Pyramus: your breath smells nice! [Exit] Thisbe: is it my turn? Quince: YES! GO! (3.1.76-87) #MoonMad #SlowShakespeare

QUINCE          Speak, Pyramus. Thisbe, stand forth.

BOTTOM        Thisbe, the flowers of odious savours sweet.

QUINCE          Odours, odours.

BOTTOM        … odours savours sweet.

So hath thy breath, my dearest Thisbe dear.

But hark, a voice. Stay thou but here a while,

And by and by I will to thee appear.  (Exit.)

PUCK  [aside] A stranger Pyramus than ere played here. [Exit.]

FLUTE Must I speak now?

QUINCE          Ay, marry, must you. For you must understand he goes but to see a noise that he heard, and is to come again.                    (3.1.76-87)
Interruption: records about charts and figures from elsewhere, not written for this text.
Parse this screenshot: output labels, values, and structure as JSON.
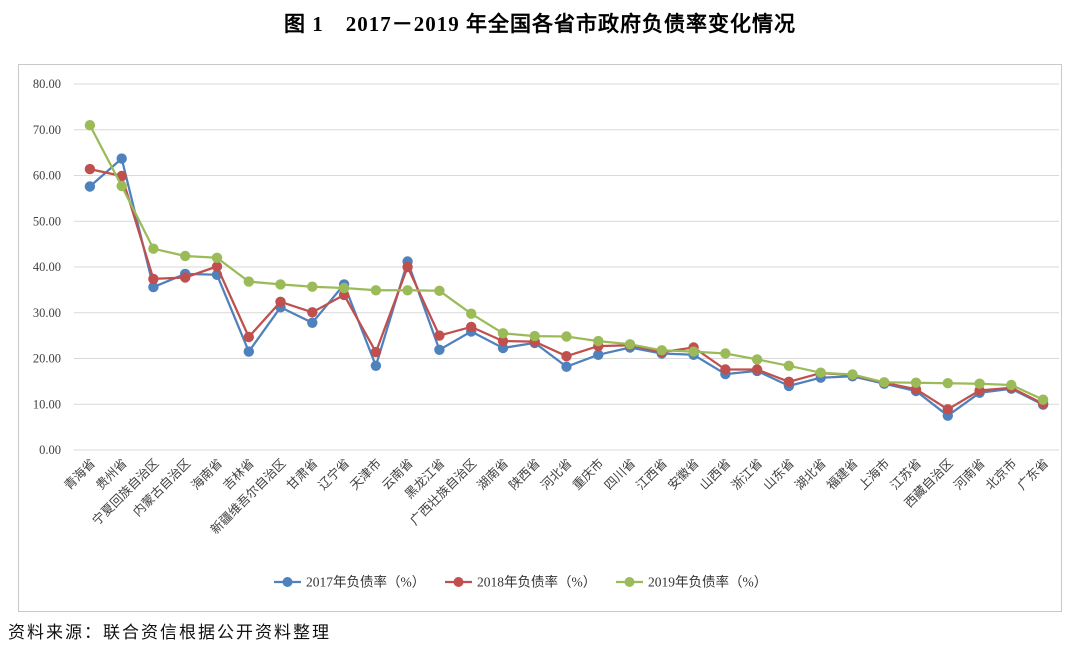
{
  "page": {
    "title": "图 1　2017－2019 年全国各省市政府负债率变化情况",
    "source": "资料来源：联合资信根据公开资料整理"
  },
  "chart_data": {
    "type": "line",
    "title": "图 1　2017－2019 年全国各省市政府负债率变化情况",
    "categories": [
      "青海省",
      "贵州省",
      "宁夏回族自治区",
      "内蒙古自治区",
      "海南省",
      "吉林省",
      "新疆维吾尔自治区",
      "甘肃省",
      "辽宁省",
      "天津市",
      "云南省",
      "黑龙江省",
      "广西壮族自治区",
      "湖南省",
      "陕西省",
      "河北省",
      "重庆市",
      "四川省",
      "江西省",
      "安徽省",
      "山西省",
      "浙江省",
      "山东省",
      "湖北省",
      "福建省",
      "上海市",
      "江苏省",
      "西藏自治区",
      "河南省",
      "北京市",
      "广东省"
    ],
    "series": [
      {
        "name": "2017年负债率（%）",
        "color": "#4F81BD",
        "values": [
          57.6,
          63.7,
          35.6,
          38.5,
          38.3,
          21.5,
          31.2,
          27.8,
          36.2,
          18.4,
          41.2,
          21.9,
          25.9,
          22.3,
          23.4,
          18.2,
          20.8,
          22.4,
          21.1,
          20.8,
          16.6,
          17.3,
          14.0,
          15.8,
          16.1,
          14.5,
          12.9,
          7.5,
          12.5,
          13.4,
          9.9
        ]
      },
      {
        "name": "2018年负债率（%）",
        "color": "#C0504D",
        "values": [
          61.4,
          59.9,
          37.4,
          37.7,
          40.1,
          24.7,
          32.4,
          30.1,
          33.9,
          21.4,
          40.0,
          25.0,
          26.9,
          23.8,
          23.7,
          20.5,
          22.7,
          22.9,
          21.4,
          22.4,
          17.6,
          17.6,
          14.9,
          16.8,
          16.4,
          14.7,
          13.3,
          8.9,
          13.0,
          13.6,
          10.1
        ]
      },
      {
        "name": "2019年负债率（%）",
        "color": "#9BBB59",
        "values": [
          71.0,
          57.7,
          44.0,
          42.4,
          42.0,
          36.8,
          36.2,
          35.7,
          35.4,
          34.9,
          34.9,
          34.8,
          29.8,
          25.5,
          24.9,
          24.8,
          23.8,
          23.1,
          21.8,
          21.5,
          21.1,
          19.8,
          18.4,
          16.9,
          16.5,
          14.8,
          14.7,
          14.6,
          14.5,
          14.2,
          11.0
        ]
      }
    ],
    "ylim": [
      0,
      80
    ],
    "ytick_step": 10,
    "yticks": [
      "0.00",
      "10.00",
      "20.00",
      "30.00",
      "40.00",
      "50.00",
      "60.00",
      "70.00",
      "80.00"
    ],
    "grid": true,
    "legend_position": "bottom",
    "marker": "circle",
    "grid_color": "#D9D9D9",
    "axis_text_color": "#404040"
  }
}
This is it, this is it Peter Quince! Speak, Pyramus. Thisbe, stand forth. Ready! Aaaannnnd: go! (Quince can mouth along with his lines, he doesn’t need the script, he knows and feels every word.) Thisbe, the flowers of odious savours sweet—it doesn’t make sense, really, the verb is so delayed—but it’s the mispronunciation that Quince hears—odours, odoursodours savours sweet, repeats Bottom, as perhaps it begins to dawn on Quince that this is what it’s going to be like… So hath thy breath, my dearest Thisbe dear. SUCH an odd opening for a play, not so much in medias res as in medias os*, never mind a strange remark to a beloved, gosh your breath smells nice? like flowers! No time for more such sweet nothings, though: but hark, a voice. (Does Quince, mouthing, do a hand-behind-ear gesture, mirrored by Bottom?) Stay thou but here a while, and by and by I will to thee appear. Just wait here a minute and I’ll be right back! Puck’s seen enough, or else enough to have worked out what he’s going to do next, and neatly completes the couplet: a stranger Pyramus than ere played here. I’ve never seen it done like that before! (And ‘Pyramus’, you’re about to get much, much stranger…)

Flute’s desperately nervous, or else mutinous: must I speak now? is it my turn, even though there’s no one here for me to speak to anymore, my lines that I have learned so hard? Ay, marry, must you. (Another point where Quince is confronted with his actors’ lack of sophistication and initiative.) For you must understand he goes but to see a noise that he heard, and is to come again. It’s creating suspense! Go!

*tragedies in particular traditionally begin in medias res, literally in the middle of the thing, the matter, the story rather than at the beginning; os is the Latin for mouth. It’s a very small joke. By me.

View 2 comments on “Pyramus: your breath smells nice! [Exit] Thisbe: is it my turn? Quince: YES! GO! (3.1.76-87) #MoonMad #SlowShakespeare

  1. I can’t believe I’m defending this play of Pyramus and Thisbe but Golding’s translation has Pyramus and Thisbe standing often at the ‘cranny’ ‘drawing one of them the pleasant breath from other’.